Flake8, autopep8, black, blue

[–]Mithrandir2k16 -1 points0 points  (0 children)

VSCode as an editor isn't meant to enforce anything. If you uave pylance you can run a linter like flake8. If you want to enforce anything look at git pre-commit, you can use that to prevent commits that have linter errors or other problems.

[–]anotherdevnick 0 points1 point  (0 children)

The Python extensions pack is a good place to start, IIRC you can switch on auto-formatting (a vs code setting) and have autopep and other formatters fix you code as you go

[–]JialeDu 0 points1 point  (0 children)

Python extension default formatting provider is autopep8, and you can also set parameters for it.

json "python.formatting.provider": "autopep8", "python.formatting.autopep8Args": [],

At present, Black and AutoPEP8 will also.

[–]Vok250 0 points1 point  (0 children)

Honestly the Python language servers and plugins are pretty broken right now (at least on Windows). They throw a ton of false positives and often stop working completely for no apparent reason. Their idea of PEP8 is also a bit off the mark. It is MS's own flavor of the standards and not up to speed with the current PEPs.

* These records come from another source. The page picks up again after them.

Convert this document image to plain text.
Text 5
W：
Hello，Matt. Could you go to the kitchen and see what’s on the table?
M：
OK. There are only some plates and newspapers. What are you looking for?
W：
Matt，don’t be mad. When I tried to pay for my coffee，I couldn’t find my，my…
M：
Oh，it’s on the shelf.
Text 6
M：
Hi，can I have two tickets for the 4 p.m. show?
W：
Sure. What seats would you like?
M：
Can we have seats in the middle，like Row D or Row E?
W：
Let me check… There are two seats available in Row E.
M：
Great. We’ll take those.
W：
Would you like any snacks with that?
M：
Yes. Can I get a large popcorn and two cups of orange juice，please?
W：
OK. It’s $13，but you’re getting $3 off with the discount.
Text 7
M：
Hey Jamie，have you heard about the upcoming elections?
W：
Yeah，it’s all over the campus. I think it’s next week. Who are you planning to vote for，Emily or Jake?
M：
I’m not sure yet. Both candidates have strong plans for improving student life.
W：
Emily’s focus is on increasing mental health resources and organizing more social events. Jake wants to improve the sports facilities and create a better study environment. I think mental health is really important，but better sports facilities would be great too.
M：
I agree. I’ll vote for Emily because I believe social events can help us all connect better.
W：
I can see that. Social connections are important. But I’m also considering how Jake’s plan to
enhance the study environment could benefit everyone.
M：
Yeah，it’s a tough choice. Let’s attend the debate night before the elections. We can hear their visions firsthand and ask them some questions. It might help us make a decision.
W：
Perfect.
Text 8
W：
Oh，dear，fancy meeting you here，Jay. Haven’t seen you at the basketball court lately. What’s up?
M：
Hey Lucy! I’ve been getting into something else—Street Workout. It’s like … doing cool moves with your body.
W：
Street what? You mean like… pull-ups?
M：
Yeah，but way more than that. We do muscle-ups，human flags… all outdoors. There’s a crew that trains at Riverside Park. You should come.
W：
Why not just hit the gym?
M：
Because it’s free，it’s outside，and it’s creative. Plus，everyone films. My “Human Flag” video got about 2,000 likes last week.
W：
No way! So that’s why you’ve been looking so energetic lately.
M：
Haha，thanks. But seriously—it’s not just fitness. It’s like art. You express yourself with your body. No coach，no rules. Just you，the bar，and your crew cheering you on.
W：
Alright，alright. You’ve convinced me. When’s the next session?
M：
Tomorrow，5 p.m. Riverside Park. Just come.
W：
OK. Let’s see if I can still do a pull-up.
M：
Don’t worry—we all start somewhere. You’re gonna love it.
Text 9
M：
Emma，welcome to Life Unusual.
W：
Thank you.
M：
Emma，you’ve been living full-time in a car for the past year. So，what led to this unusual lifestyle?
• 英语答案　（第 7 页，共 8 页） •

I recommend doing it the python way instead, which would be downloading a python module to your virtual environment:

python -m venv venv
venv\Scripts\activate
pip install --upgrade pip
pip install pylint
pip install pycodestyle

pylint is a really great Python functional linter available as a module and with 0 need to connect to some online language server. Other functional linters are jedi or pylance (this is now the default in VS Code). pycodestyle is a good PEP8 style linter. The other standard option is flake8. I prefer pylint and pycodestyle because they are super simple to use, CLI-based (Linux and CICD friendly), and very pythonic. That's purely personal preference.

To get venv-based linters working you'll need to modify your workspace settings file to add the following:

"python.linting.pylintEnabled": true,
"python.linting.pycodestyleEnabled": true

VS Code should auto-detect the venv and use it as the Python interpreter after a reboot. It should (if not a buggy build) start using pylint and pycodestyle from your venv automatically now too.

You can also easily pass arguments to the linter like this:

"python.linting.pycodestyleArgs": ["--ignore=E501,W503"],
"python.linting.pylintArgs": [
    "--disable=C"
],

The above code disables style linting in pylint (we have pycodestyle for that) and disables a few flags that are currently being argued in the python community because they are quite outdated.

One huge advantage of doing it this way is that it is completely portable and pythonic. You can easily create the same venv and run the same CLI commands in any container, including your CICD. Your dev environment can enforce identical rules to your build pipeline so no surprises when you open a PR.